Yesterday he had been taken. This accident, sudden as a lightning-flash and more unforeseen, had ended the relation between them—though not the puzzle. Rachel had never been one to revise her opinion of a man because he was dead. Her tears had fallen now, but she had no compunctious self-deception, and her long-framed feelings were only complicated, not really altered. She saw as clearly as ever the incongruity of her husband's presence in this room where Richard Hughes had had his life, and where she now had her own.

III

All waited for the coming of John's brother, David Marquis. David was an elder brother, retired from business on some pretext or other, now loitering his way profitably and pleasantly through the later half of his life. It had been his custom to visit them frequently, spending weeks at a time idling about the house, quiet, keen of look, ready to talk with interest on any general topic, but incommunicative of opinion on any personal matter. Rachel had always felt, as she saw his observant eye first upon John and then upon her, that he saw the difference between them and sympathized with her. For this reason, although she had never criticized John to him, she had sometimes spoken freely of herself and of her own tastes and wishes; and he had listened, quietly as ever, but responsively.

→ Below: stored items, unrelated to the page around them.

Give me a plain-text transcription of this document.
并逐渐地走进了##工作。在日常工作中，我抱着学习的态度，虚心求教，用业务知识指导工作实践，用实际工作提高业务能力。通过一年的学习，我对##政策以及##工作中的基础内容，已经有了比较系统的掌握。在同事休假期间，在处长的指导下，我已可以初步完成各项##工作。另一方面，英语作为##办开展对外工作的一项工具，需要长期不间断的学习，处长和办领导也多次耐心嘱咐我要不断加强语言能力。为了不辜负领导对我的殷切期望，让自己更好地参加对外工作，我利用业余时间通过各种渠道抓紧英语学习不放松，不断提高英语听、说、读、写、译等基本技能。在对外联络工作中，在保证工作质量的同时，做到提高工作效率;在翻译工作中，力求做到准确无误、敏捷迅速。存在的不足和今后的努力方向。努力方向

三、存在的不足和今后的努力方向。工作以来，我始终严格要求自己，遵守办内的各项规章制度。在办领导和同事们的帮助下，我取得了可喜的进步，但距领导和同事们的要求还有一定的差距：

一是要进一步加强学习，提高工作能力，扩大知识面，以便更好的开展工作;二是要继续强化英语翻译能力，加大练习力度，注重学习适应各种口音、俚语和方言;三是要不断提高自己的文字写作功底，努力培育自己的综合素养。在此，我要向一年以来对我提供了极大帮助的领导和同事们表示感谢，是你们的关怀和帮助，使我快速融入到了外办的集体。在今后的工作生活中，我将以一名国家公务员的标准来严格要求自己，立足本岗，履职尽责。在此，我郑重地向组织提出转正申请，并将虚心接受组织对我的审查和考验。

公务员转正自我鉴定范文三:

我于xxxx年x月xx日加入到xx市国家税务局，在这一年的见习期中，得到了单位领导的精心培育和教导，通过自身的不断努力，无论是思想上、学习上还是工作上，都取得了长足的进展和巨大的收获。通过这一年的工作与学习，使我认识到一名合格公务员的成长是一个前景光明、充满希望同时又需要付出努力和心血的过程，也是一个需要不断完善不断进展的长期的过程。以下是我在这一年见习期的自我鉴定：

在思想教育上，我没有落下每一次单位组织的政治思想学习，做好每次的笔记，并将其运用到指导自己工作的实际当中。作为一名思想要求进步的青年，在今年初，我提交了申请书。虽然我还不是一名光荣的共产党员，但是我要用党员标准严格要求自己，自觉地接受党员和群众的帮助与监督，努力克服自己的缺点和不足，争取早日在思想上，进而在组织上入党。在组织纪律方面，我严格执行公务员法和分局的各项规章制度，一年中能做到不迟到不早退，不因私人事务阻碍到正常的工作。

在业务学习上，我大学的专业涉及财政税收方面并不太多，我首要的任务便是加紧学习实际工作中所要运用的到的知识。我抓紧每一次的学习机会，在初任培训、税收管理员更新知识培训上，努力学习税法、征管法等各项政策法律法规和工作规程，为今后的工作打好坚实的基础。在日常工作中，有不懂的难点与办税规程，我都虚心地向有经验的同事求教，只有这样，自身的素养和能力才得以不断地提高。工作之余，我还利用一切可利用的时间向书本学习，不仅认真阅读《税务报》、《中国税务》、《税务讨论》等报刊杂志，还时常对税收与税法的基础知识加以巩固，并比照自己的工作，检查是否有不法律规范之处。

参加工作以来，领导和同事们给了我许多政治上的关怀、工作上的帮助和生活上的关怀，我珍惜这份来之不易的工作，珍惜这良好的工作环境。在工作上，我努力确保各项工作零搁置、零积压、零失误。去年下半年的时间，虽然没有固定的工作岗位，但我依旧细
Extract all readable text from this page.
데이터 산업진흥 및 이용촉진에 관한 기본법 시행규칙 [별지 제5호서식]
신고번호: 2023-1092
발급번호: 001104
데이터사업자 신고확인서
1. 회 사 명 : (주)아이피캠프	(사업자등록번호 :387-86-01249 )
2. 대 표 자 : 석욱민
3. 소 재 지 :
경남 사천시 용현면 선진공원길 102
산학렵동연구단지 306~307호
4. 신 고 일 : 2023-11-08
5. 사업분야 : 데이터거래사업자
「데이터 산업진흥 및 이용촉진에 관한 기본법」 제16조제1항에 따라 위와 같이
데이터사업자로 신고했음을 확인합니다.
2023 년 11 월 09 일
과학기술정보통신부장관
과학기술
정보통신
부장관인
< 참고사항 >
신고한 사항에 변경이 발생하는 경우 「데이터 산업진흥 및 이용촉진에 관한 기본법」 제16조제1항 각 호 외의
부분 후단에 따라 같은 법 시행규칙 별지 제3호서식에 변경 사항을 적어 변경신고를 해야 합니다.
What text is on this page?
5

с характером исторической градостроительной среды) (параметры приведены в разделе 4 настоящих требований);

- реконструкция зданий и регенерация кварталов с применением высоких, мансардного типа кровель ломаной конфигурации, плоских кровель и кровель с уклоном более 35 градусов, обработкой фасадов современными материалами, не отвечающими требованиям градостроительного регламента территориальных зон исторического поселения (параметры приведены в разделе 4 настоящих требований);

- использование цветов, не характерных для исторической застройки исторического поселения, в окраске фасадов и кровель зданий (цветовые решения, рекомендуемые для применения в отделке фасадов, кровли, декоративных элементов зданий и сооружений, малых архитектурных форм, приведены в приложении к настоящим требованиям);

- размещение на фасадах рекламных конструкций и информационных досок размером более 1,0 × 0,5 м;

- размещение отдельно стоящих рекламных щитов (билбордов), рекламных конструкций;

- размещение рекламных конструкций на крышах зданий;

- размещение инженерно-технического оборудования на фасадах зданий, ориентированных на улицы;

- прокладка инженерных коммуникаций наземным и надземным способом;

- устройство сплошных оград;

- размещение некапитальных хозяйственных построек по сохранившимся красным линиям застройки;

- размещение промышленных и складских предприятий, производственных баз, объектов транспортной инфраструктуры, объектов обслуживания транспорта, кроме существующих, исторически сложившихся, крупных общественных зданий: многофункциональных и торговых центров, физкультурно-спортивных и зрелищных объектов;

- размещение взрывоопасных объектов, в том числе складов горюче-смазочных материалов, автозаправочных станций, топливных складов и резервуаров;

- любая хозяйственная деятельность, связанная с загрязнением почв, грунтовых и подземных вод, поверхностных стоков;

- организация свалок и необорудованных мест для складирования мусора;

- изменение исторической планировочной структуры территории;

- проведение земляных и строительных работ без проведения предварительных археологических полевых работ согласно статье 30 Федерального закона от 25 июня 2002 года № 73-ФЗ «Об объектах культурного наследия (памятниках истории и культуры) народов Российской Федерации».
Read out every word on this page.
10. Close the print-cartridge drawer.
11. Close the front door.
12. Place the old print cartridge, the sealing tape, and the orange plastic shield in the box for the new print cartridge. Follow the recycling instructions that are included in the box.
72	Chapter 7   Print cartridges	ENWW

She had a sort of feeling now that she would find her poise through him when he came. A sympathetic eye would help her to adjust the degree of her grief to the limits of her previous feeling.

It was eight o'clock when he arrived. The pretext of dinner in the house was over, and even the neighborly and professional attentions of the day were withdrawn. Rachel descended from her room in the quiet house at the sound of his entrance, and met gratefully the brotherly kindliness of his manner. They sat a few minutes in the hall, in question and answer of his journey and of the accident and all the circumstantial things which cluster about death itself. Rachel answered freely and fully, discovering a relief in breaking the instinctive repression of the day, and finding the sort of rest she had hoped for from his presence. David listened to her quietly, as he had always done, with his ready eye upon her.

At last he rose, turning away from her with a comprehensive look about him.

'Where is he?' he asked abruptly.

'In the library,' said Rachel, with a movement to lead the way for him.

'In there?' exclaimed David, with the emphasis of surprise. Then he closed his lips again and followed her, without meeting her questioning look.

But inside the door he paused again. Rachel had, constrained by long habit, looked first at the room, as she entered, and then at the casket, as a separate thing. The room had so long served to give her poise that she felt a sort of appeal to it even now. David's eyes rested first on the casket and then swept the room in a disapproving look.